On behalf of my colleague, the Minister for Health and Children, Deputy Martin, I wish to respond to Deputy Moynihan-Cronin in relation to difficulties which arose over the past weekend in the provision of ambulance services in the Kenmare and south Kerry areas.

The provision of ambulance services throughout the country is the responsibility of the respective health boards or authority. In this particular case, the Minister is advised by the Southern Health Board that the areas mentioned are covered on a full-time working basis during the day with emergency on-call facilities becoming operational from 7.30 p.m. until the following morning. The specific difficulties in Kenmare and south Kerry last Friday arose as a result of an illness to an emergency crew member on duty and difficulties in arranging cover for that crew member at extremely short notice.

As the Deputy will appreciate, this was an unforeseen circumstance which was handled as expeditiously as possible by local management. Ambulance cover for the Kenmare area was available from other Kerry stations, the nearest being the Killarney station for this 11 hour period of night cover.
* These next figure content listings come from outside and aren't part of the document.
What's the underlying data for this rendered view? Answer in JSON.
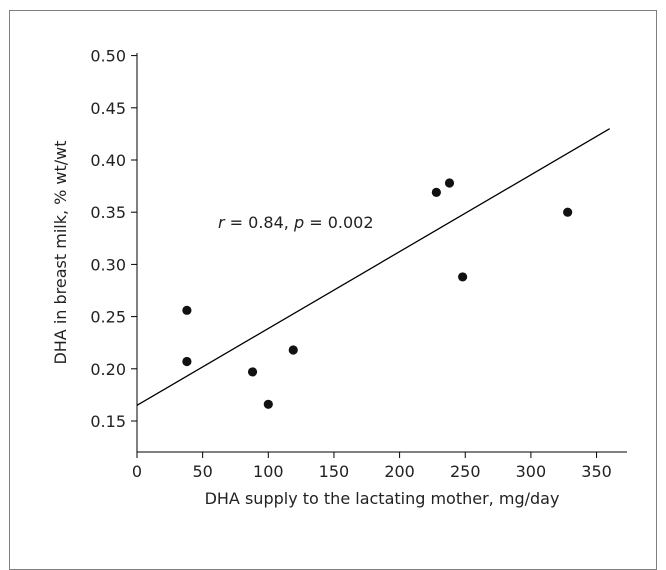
{
  "chart_data": {
    "type": "scatter",
    "xlabel": "DHA supply to the lactating mother, mg/day",
    "ylabel": "DHA in breast milk, % wt/wt",
    "xlim": [
      0,
      375
    ],
    "ylim": [
      0.115,
      0.5
    ],
    "x_ticks": [
      0,
      50,
      100,
      150,
      200,
      250,
      300,
      350
    ],
    "y_ticks": [
      0.15,
      0.2,
      0.25,
      0.3,
      0.35,
      0.4,
      0.45,
      0.5
    ],
    "x_tick_labels": [
      "0",
      "50",
      "100",
      "150",
      "200",
      "250",
      "300",
      "350"
    ],
    "y_tick_labels": [
      "0.15",
      "0.20",
      "0.25",
      "0.30",
      "0.35",
      "0.40",
      "0.45",
      "0.50"
    ],
    "grid": false,
    "series": [
      {
        "points": [
          {
            "x": 38,
            "y": 0.256
          },
          {
            "x": 38,
            "y": 0.207
          },
          {
            "x": 88,
            "y": 0.197
          },
          {
            "x": 100,
            "y": 0.166
          },
          {
            "x": 119,
            "y": 0.218
          },
          {
            "x": 228,
            "y": 0.369
          },
          {
            "x": 238,
            "y": 0.378
          },
          {
            "x": 248,
            "y": 0.288
          },
          {
            "x": 328,
            "y": 0.35
          }
        ]
      }
    ],
    "fit_line": {
      "x": [
        0,
        360
      ],
      "y": [
        0.165,
        0.43
      ]
    },
    "annotation": {
      "r_symbol": "r",
      "r_text": " = 0.84, ",
      "p_symbol": "p",
      "p_text": " = 0.002"
    }
  }
}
The board has assured the Minister that the service was managed and monitored at all times by the management team and control room at Tralee General Hospital and emergency cover was provided for the area. In cases where an ambulance in any station is out of its area, ambulance control dispatches the nearest available ambulance. In the particular case the Deputy has highlighted, the Killarney ambulance would provide the necessary cover. The Deputy will be interested to know that there were no calls on the ambulance service for the area encompassing Kenmare and Killarney on the night in question.

Government policy on the development of emergency medical services is set out in a number of documents, most notably the report of the review group on the ambulance service published in 1993. The report addressed, inter alia, the issue of the level of cover provided by ambulance crews and made recommendations on how improvements might be made.
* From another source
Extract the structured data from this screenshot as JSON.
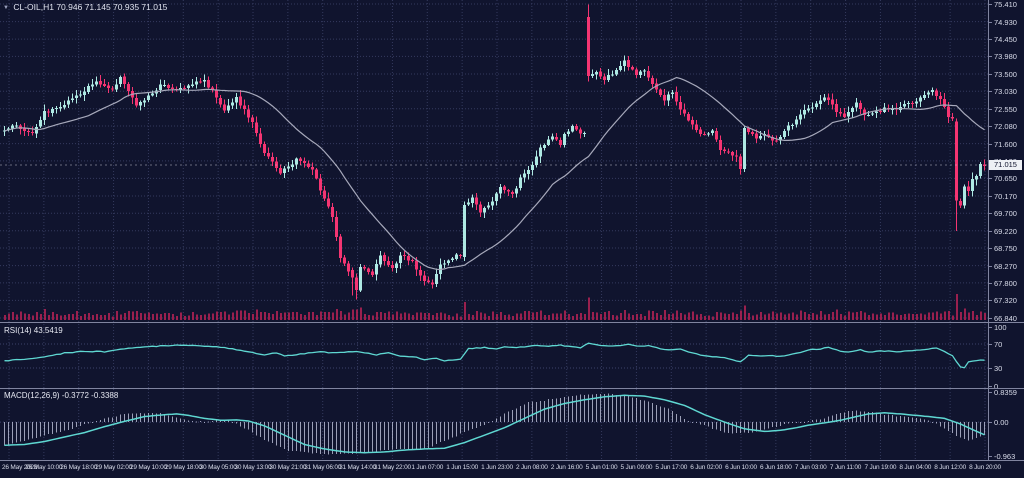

Significant progress has been made by the Southern Health Board on the implementation of the recommendations of the report. This progress has been facilitated by special development funding allocated to the board of in excess of £3 million in recent years. Much of this investment funding has been directed by the board towards improvements, on a phased basis, in the level of duty hours cover in all the board's ambulance stations. The board's service plans continue to address the issue of increasing the level of in-station duty hours cover with a consequent reduction in on-call hours cover.

The reduction of on-call cover and the increase of duty cover to 24 hours is but one of the many aspects of the ambulance service that require development. The chief executive officer of the Southern Health Board last year established a strategic review group to review the implementation of the recommendations of the 1993 report in the board's area and, in particular, to address the issue of the appropriate level of ambulance stations and hours of cover in those stations with a costed implementation plan for all the board's areas. This strategic review will include a costing analysis for 24 hour cover in all the board's ambulance stations. The Minister has been informed by the board that this strategic review will be completed before the end of this year.

I would like to take some of the information the Deputy has given that a person was available in the area. Perhaps she will give us documented evidence in that regard—

He was on the ambulance and told to get off.

—and I will take it up with the Minister in question.